Full of positive energy (always dancing, singing for teammates in the locker room, at practice and pumping them up on the sideline and in the huddle, Jinkens is now more than hype.

Jinkens is the leading tackler on the team.

He's the linebacker coaches most trust to drop into coverage correctly. And increased film study has him anticipating down-and-distance situations/tendencies better, and thus he's making big plays at key times (including a fourth-quarter sack last week against K-State). Jinkens made a great play to start the TCU game, dropping QB Trevone Boykin for a 3-yard loss on third-and-1, forcing a punt on the Horned Frogs' opening series.

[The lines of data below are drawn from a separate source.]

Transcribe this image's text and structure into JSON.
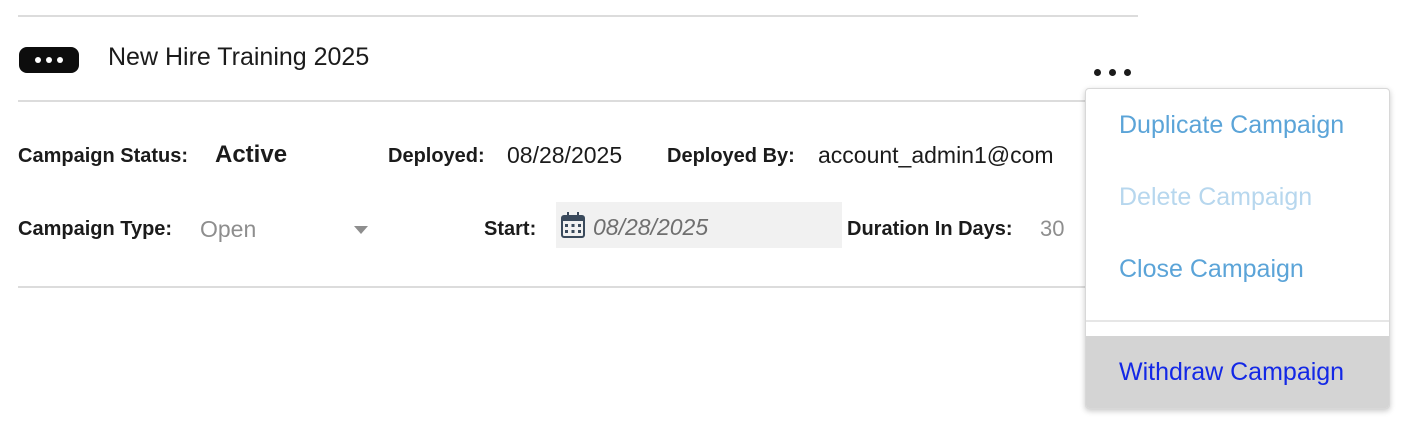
{
  "campaign": {
    "name": "New Hire Training 2025"
  },
  "details": {
    "status_label": "Campaign Status:",
    "status_value": "Active",
    "deployed_label": "Deployed:",
    "deployed_value": "08/28/2025",
    "deployed_by_label": "Deployed By:",
    "deployed_by_value": "account_admin1@com",
    "type_label": "Campaign Type:",
    "type_value": "Open",
    "start_label": "Start:",
    "start_value": "08/28/2025",
    "duration_label": "Duration In Days:",
    "duration_value": "30"
  },
  "icons": {
    "badge": "more-dots-badge-icon",
    "calendar": "calendar-icon",
    "caret": "caret-down-icon",
    "menu_trigger": "more-horizontal-icon"
  },
  "menu": {
    "items": [
      {
        "label": "Duplicate Campaign",
        "enabled": true
      },
      {
        "label": "Delete Campaign",
        "enabled": false
      },
      {
        "label": "Close Campaign",
        "enabled": true
      },
      {
        "label": "Withdraw Campaign",
        "enabled": true,
        "hovered": true
      }
    ]
  },
  "colors": {
    "menu_link": "#5ba4d8",
    "menu_disabled": "#b7d7ee",
    "menu_hover_bg": "#d4d4d4",
    "menu_hover_text": "#1328e6",
    "muted_text": "#8e8e8e"
  }
}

But the play got lost amid all the Texas mistakes made in that game. That kind of play, however, is happening more and more from Jinkens and will be needed every week if the Horns hope to become bowl eligible.

 

#3 ... Freshmen corners Holton Hill and DaVante Davis holding up in man coverage allowing more single-high safety

The coaches finally trusted Hill and Davis to be left alone in man coverage against Oklahoma. And the coaches trusted them to play man at the line of scrimmage - and get a jam - rather than lining them up 5 yards off the ball to try to keep QBs guessing about if Texas was in man or zone.

With Hill and Davis able to handle the outside at corner and not needing safety help, Vance Bedford has been able to drop safeties Jason Hall or Dylan Haines into the box to help stop the run or serve as a blitzer in zone pressures while leaving the other playing center field.

 

#4 ... Duke Thomas playing the nickel

Thomas is better in the nickel because he he's good matchup for speed receivers whom opponents like to try and hide in the slot, hoping to get a matchup against a linebacker or against a stiff-hipped safety.

Thomas is also a good enough tackler to hold up against the run - a huge responsibility as the nickel back. And he's a good enough blitzer to get home with a pressure, hit or sack.

 

#5 ... UT's run offense finally giving defense a rest

After Texas' offense averaged 24:24 in time of possession the first five games, including having the ball a scant 15:58 against Rice, the Horns are averaging 31:18 vs OU and K-State, when Texas averaged 55.5 rushing attempts per game.

Think back to the Notre Dame game, when the Texas offense had 10 possessions with 8 three-and-outs and none of those drives last longer than 2:35. UT's D was on the field nearly 40 minutes against the Irish and nearly 45 minutes vs Rice.

Texas' first three drives on offense against K-State were: 15 plays (6:19 TOP), 13 plays (5:18 TOP) and 8 plays (3:32 TOP). The Longhorns' D is finally getting a breather and getting some hope from UT's offense.